En estas condiciones de creciente desigualdad y militarización, y ante la falta de voluntad de las élites para ceder o negociar, la inestabilidad política es inevitable. De algún modo, y mirada desde el Sur, Europa vive un proceso de latinoamericanización, con la creación de enormes guetos de pobreza y un no-futuro, mientras en el otro extremo de la pirámide se acumulan riqueza, lujo y despilfarro.

Un dato que no debe pasar desapercibido y que pude comprobar de primera mano: en Málaga y en Canarias se produjeron enormes manifestaciones contra el turismo y por el acceso a la vivienda. Como en el Sur, se trata de «extractivismo urbano», ese modo de especulación con la vida que late en la misma lógica depredadora de la minería a cielo abierto, los monocultivos y las grandes obras de infraestructura contra las que nos movilizamos en América Latina. El despojo no tiene límites.

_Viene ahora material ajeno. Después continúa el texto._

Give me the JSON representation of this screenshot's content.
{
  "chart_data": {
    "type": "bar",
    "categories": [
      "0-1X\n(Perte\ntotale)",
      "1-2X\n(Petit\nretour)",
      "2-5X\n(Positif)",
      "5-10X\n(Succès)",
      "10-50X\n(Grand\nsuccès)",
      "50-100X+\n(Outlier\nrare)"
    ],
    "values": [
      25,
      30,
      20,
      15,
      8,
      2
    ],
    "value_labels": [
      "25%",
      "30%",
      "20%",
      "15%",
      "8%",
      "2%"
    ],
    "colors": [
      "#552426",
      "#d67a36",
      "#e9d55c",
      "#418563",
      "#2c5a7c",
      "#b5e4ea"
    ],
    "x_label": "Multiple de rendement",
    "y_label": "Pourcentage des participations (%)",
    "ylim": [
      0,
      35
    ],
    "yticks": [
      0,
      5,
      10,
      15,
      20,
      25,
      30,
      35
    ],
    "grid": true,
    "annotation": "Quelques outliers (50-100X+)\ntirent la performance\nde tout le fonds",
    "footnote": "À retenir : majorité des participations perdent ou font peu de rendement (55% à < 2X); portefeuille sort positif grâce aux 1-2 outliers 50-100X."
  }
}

En cada geografía la acumulación de capital adquiere matices diferentes, pero todos ellos se conjugan con dos elementos centrales: empobrecimiento de las mayorías y militarización como forma básica del control social. Esto está en la base de la crisis de gobernabilidad, mucho más allá del nombre del gobernante de turno y del partido a que pertenezca.

Es el momento de detenernos a reflexionar sobre las estrategias a largo plazo, ya que buena parte de lo aprendido cuando existían los estados del bienestar y toda la lucha se canalizaba a través de los sindicatos no tiene mayor utilidad en los tiempos que corren. No se trata de ofrecer recetas ni atajos, sino impulsar el debate sereno que alumbre nuevas formas de hacer para seguir transformando el mundo.